O efeito estimulante sobre o centro respiratório reduz a
necessidade de ventilação mecânica e consequentemente
o dano pulmonar induzido por pressão positiva.
A cafeína tem efeito diurético, reduzindo a congestão
pulmonar com melhora da mecânica ventilatória e troca
gasosa.
Possível ação antiinflamatória nos pulmões imaturos.
Editorial
Eduardo Bancalari, M.D.
Há evidência de que a persistência do ducto
arterial por longo período, nos prematuros, está
associada a uma deterioração da função pulmonar e
um aumento do risco de displasia broncopulmonar,
sendo possível, portanto, que o fechamento
precoce possa reduzir esse risco.
Um efeito intrigante relatado no estudo, é a
possibilidade de que o efeito protetor da cafeína
sobre o pulmão esteja relacionado ao fechamento
do ducto arterial. No entanto, este achado deve
ser visto com cautela, necessitando de outros
estudos para confirmação.
Editorial
Eduardo Bancalari, M.D.
Após quase 40 anos de pesquisas, sem sucesso,
para a prevenção da displasia broncopulmonar,
seria bem vinda a confirmação de que uma simples
medida farmacológica reduza sua incidência.

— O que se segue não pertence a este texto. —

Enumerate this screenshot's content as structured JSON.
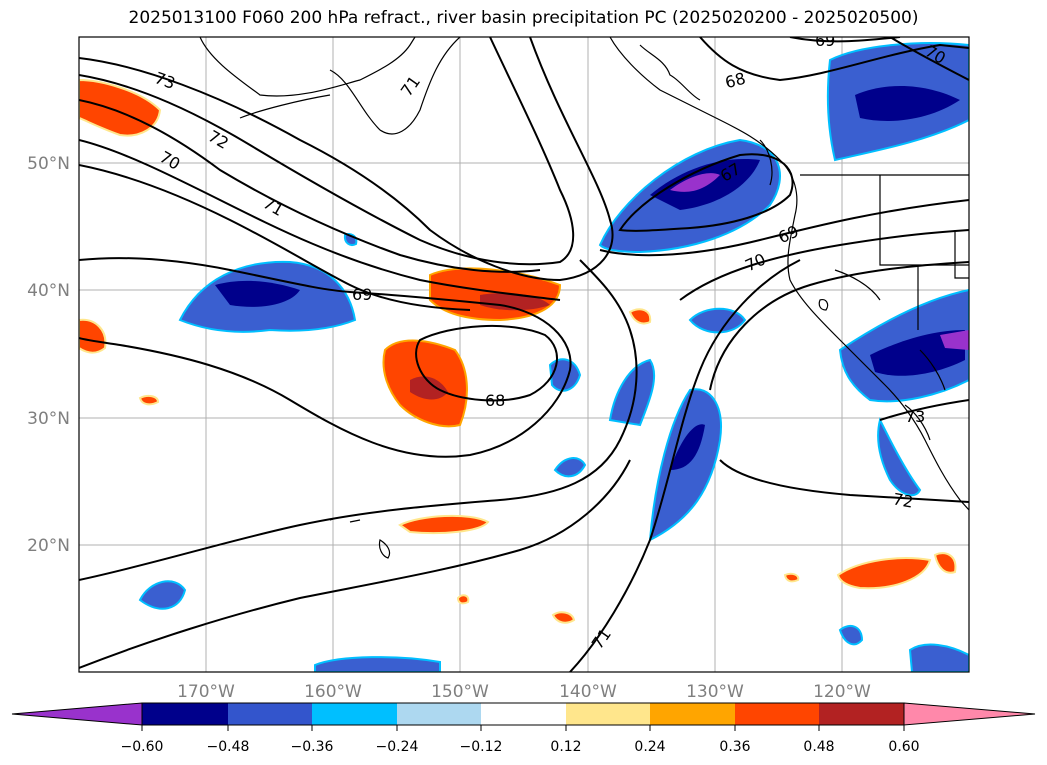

Este estudo sugere que a cafeína possa ter esse
efeito, pelo menos nos neonatos que não
necessitaram de entubação prolongada. No
entanto os resultados a longo prazo ainda estão
pendentes e devem ser avaliados antes que essa
terapia possa ser instituída como rotina para
prevenção da displasia broncopulmonar.